At each turn in the path, Aritomo drew my attention to an arrangement of rocks, an unusual sculpture, or a stone lantern. They looked as if they had been lying there on the beds of moss and ferns for centuries. ‘These objects signal to the traveller that he is entering another layer of his journey,’ he said. ‘They tell him to stop and gather his thoughts, to savour the view.’
And our story unfolds in this manner, long winding passages with detailed descriptions of leaves, or clouds and then the occasional blooming of Judge Teoh’s story, we as readers have entered another layer of our journey. Although you could simply follow the narrative plot here this is a multi layered novel one that slowly encompasses “the art of setting stones” and a miniature view of a much broader landscape. We do have tea ceremonies, Buddhist references, raked sand to represent various elements, holes in hedges to focus your attention and more. All sub plots to the main story by our narrator, who is losing her memory but revealing her story to us at the same time. A story which contains local terrorists, tea growers, tribes who harvest bat nests (for soup), kamikaze pilots and a mystery of hidden Japanese war wealth.
Despite my fears of a CT attack, I enjoyed living on my own again, in these mountains where the breath of trees turned to mists, where the mists entered the clouds and fell to earth again as rain, where the rain was absorbed by the roots deep in the earth and drawn out as vapour again by the leaves a hundred feet above the ground. The days here opened from beyond one set of mountains and ended behind another, and I came to think of Yugiri as a place lodged somewhere in a crease between daybreak and sunset.
This is a beautifully styled novel and as I mentioned before one that I allowed to slowly sink into my conscience. Judge Teoh’s life and the journey through war camps, through varied relationships and her attachment to Japanese gardens as well as woodblock prints and tattoo was not a journey I could quickly skim through. Personally I could understand frustration at a number of reader’s hands and if Japanese gardens, meditation and slow awareness is not your think then this would probably infuriate you no end.
Overall a very enjoyable novel which taught me a great deal about Japanese gardening, post war Malaya as well as narrative style.

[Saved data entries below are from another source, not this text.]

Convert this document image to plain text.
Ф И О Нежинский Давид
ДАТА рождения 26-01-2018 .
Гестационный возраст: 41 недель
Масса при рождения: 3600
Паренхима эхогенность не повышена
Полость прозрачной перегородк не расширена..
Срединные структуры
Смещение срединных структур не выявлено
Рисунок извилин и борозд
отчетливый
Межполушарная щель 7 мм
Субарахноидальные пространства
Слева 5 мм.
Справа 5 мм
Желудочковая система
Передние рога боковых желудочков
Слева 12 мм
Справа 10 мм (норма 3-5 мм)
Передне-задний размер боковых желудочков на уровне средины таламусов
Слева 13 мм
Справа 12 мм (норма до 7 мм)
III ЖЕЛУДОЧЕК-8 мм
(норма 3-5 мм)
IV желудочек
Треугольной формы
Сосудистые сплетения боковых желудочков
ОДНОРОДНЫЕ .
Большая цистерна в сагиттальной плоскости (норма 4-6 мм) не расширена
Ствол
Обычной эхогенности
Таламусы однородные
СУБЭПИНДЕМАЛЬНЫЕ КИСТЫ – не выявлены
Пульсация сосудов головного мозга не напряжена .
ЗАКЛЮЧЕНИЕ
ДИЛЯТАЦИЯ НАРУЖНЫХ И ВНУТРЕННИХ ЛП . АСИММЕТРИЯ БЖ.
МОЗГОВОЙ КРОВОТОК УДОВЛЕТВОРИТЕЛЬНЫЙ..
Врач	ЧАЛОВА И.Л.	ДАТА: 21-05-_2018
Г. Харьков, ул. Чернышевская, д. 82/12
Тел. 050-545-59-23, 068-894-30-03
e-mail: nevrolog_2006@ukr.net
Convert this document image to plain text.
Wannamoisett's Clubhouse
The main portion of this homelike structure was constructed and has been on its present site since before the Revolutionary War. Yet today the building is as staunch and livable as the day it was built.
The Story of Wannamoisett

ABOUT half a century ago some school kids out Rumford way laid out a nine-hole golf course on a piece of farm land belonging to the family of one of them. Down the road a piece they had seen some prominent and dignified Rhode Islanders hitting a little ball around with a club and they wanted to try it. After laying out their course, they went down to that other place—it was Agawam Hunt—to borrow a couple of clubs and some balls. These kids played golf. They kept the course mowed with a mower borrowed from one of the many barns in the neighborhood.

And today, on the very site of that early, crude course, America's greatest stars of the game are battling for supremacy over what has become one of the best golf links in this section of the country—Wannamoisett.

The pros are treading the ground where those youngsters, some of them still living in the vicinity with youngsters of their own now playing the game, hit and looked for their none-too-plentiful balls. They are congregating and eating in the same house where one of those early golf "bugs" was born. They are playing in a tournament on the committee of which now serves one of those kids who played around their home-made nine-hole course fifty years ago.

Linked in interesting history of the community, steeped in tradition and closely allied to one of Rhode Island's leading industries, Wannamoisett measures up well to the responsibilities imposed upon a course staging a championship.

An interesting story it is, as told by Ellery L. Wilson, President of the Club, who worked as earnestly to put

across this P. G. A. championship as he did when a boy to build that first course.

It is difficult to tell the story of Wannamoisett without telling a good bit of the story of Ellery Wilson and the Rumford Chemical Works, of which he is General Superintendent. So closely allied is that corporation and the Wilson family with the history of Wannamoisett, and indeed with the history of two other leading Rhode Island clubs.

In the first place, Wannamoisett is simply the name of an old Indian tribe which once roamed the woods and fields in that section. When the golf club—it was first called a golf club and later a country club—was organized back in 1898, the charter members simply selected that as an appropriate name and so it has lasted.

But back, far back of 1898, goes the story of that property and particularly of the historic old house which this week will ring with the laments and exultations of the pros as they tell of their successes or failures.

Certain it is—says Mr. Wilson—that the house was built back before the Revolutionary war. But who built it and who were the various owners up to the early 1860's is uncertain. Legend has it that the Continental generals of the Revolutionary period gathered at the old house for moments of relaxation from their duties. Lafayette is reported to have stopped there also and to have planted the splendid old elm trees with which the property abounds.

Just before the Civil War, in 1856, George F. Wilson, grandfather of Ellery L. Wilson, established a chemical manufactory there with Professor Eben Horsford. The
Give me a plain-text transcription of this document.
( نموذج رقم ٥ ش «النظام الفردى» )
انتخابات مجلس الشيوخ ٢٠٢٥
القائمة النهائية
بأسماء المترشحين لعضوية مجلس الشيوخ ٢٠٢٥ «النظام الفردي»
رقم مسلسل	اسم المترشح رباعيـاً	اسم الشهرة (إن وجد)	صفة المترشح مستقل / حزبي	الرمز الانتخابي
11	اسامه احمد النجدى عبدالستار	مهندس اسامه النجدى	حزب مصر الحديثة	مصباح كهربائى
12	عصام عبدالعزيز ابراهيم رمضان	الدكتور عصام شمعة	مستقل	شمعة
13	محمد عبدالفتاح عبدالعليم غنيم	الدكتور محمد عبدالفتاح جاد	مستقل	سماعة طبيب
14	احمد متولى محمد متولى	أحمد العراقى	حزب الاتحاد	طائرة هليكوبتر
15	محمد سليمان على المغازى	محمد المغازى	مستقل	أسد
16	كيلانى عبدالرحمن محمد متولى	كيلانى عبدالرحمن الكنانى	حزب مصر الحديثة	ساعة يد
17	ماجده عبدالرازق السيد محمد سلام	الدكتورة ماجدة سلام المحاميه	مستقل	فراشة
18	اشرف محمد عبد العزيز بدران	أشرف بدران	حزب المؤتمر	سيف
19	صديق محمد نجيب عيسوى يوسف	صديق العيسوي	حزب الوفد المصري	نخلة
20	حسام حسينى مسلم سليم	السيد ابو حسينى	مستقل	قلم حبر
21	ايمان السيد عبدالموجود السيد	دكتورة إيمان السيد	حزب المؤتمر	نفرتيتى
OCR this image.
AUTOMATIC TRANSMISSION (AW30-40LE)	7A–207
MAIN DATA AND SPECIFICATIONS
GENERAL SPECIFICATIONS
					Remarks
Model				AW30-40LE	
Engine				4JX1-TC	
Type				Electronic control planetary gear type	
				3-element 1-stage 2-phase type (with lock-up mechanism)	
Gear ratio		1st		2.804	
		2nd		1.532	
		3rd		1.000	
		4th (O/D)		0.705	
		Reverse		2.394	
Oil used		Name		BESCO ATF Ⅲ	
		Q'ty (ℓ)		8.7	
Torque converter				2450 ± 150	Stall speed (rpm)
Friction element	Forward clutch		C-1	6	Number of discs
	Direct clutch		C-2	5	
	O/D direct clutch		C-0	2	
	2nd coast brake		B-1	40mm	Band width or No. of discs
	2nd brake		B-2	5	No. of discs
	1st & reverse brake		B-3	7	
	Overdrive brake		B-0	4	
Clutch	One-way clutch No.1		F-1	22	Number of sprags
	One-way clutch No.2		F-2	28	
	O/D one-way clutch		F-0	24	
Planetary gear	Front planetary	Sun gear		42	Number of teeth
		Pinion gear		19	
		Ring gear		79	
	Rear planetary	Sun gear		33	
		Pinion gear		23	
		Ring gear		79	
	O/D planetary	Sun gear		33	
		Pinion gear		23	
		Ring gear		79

A worthy inclusion to the Booker Shortlist and a serious competitor for the Man Asia Literary Prize – the shorlist being:
Musharraf Ali Farooqi – Between Clay and Dust
Hiromi Kawakami – The Briefcase
Orhan Pamuk – Silent House
Tan Twan Eng – The Garden of Evening Mists
Jeet Thayil – Narcopolis
One of which I have reviewed here and the others will be forthcoming (once I’ve received or read them).